A 71-year-old Caucasian male with end-stage renal disease was admitted to this unit to continue HD treatment. He also had a history of type 2 diabetes (for over 16 years), hypertension and benign prostatic hypertrophy. The patient had been in his usual health state until approximately 14 months before the current admission, when he experienced one week of diarrhoea, fatigue and decreased appetite that spontaneously resolved. Four weeks prior, the patient’s blood creatinine level was 1.32 mg/dL, and three months later, his creatinine level was 2.32 mg/dL. Seven months after the episode of diarrhoea, fatigue and decreased appetite, he underwent tests to perform left knee prosthesis replacement surgery. Laboratory reports showed a creatinine level 8.9 mg/dL. He was admitted to the Nephrology Unit and diagnosed with end-stage renal disease. At discharge, the preparation of a haemodialysis fistula was planned. Two months later, the patient was admitted to the Nephrology Unit of another hospital, and his laboratory reports confirmed a uremic state with glomerular filtration rate (GFR) of 6-7 mL/min, and hypercalcemia (2.77 mmol/L) as noted in previous examinations. Other laboratory findings were as follows: hemoglobin 11 g/dL, calcium 11.4 mg/dL, PTH 28 pg/mL and phosphorus 6.6 mg/dL. His vitamin D level was normal, with a low PTH level and unremarkable urinalysis.

An echocardiogram showed mild symmetric thickening of the left ventricular wall and normal biventricular function, and the size of the left atrial chamber was increased. There were calcifications in the mitral valve.

Chest computed tomography (CT) revealed bilateral hilar lymphadenopathy, and abdominal and renal ultrasound revealed a normal kidney size, regular contours, the preservation of parenchyma thickness, markedly echogenic renal parenchyma bilaterally, and atherosclerotic changes in the aorta.

A renal biopsy was performed and revealed twelve glomeruli on light microscopy (two sclerotic and ten normal) normal vessels, tubular atrophy and tubular obstruction by calcifications.

Immunofluorescence-labelling images were negative. A bone biopsy showed no increases in bone turnover or resorption by osteoclasts.

Milk-alkali syndrome was excluded, and the patient reported no intake of alkali, vitamin D, vitamin A or calcium supplements.

At that moment, all tests performed were negative, and all diagnoses were unconfirmed; however, therapy involved methyl-prednisolone (125 mg for three days) and bisphosphonates (pamidronate sodium 40 mg intravenously followed by alendronate 70 mg/week for oral use) and ultimately, after consultation with a rheumatologist, denosumab (60 mg, 1 subcutaneous vial) was started.
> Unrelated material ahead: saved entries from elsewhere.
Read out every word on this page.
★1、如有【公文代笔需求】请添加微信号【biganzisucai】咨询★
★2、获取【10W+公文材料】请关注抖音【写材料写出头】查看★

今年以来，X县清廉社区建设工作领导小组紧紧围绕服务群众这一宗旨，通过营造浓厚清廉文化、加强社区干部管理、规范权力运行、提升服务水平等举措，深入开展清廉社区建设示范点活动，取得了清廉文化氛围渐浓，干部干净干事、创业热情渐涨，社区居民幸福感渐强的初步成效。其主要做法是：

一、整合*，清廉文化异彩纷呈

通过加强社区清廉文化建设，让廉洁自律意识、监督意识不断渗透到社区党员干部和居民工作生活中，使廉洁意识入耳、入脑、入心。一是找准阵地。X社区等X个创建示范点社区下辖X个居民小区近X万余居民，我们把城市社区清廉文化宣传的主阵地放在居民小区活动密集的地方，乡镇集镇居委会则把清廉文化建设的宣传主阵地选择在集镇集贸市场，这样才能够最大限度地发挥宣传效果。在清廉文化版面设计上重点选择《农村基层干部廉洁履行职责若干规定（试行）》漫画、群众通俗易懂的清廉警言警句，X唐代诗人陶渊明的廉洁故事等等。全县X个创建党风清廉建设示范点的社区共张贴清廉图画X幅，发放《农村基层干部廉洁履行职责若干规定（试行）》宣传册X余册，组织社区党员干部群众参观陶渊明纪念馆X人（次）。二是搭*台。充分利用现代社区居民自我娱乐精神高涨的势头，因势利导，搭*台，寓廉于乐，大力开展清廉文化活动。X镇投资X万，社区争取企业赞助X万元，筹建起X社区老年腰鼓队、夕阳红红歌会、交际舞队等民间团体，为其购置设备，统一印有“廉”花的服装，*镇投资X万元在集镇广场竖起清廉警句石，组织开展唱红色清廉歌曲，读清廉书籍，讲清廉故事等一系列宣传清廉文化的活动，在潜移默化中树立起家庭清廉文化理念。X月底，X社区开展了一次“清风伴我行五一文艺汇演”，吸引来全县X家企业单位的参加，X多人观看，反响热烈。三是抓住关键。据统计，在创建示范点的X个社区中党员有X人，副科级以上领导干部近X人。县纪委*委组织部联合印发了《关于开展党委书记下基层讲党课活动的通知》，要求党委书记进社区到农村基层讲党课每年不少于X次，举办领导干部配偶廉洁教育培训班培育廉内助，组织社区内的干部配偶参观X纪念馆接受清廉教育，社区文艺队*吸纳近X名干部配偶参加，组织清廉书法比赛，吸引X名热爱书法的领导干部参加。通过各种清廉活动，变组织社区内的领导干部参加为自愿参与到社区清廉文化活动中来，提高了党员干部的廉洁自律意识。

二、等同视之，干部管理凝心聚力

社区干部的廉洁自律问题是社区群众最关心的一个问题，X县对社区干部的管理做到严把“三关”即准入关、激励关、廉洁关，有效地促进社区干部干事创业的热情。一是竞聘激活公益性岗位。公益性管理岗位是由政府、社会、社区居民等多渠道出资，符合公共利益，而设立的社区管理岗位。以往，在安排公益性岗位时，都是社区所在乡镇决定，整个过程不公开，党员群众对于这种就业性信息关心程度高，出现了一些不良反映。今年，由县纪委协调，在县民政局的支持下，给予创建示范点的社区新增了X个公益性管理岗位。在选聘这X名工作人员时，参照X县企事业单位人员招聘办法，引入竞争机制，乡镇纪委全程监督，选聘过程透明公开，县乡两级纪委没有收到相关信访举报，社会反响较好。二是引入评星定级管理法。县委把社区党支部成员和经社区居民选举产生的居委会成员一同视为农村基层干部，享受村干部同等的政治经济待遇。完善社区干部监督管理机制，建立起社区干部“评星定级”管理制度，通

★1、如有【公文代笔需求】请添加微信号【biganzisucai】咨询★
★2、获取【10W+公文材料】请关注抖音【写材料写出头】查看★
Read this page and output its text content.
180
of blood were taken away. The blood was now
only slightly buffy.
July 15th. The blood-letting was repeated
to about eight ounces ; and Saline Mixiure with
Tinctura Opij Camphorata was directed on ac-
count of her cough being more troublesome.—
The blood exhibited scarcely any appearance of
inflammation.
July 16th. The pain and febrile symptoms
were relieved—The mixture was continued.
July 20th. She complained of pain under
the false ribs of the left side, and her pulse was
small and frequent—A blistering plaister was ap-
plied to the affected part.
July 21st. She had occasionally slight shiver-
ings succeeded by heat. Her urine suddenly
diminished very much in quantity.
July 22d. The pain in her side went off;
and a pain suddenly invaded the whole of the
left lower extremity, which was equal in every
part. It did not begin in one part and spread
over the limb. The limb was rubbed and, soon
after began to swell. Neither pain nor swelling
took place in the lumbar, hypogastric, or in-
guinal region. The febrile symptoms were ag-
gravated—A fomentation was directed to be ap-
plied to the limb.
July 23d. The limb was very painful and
The above mentioned therapies did not control the hypercalcemia, and the patient was discharged with the following diagnosis: "advanced renal insufficiency not classifiable as acute or chronic in hypercalcemia of a nature to be determined”. Prednisolone was continued in tapering oral doses for two months without obtaining the reduction serum calcium. The steroid treatment resulted in severe worsening of glicemia control so it was discontinued.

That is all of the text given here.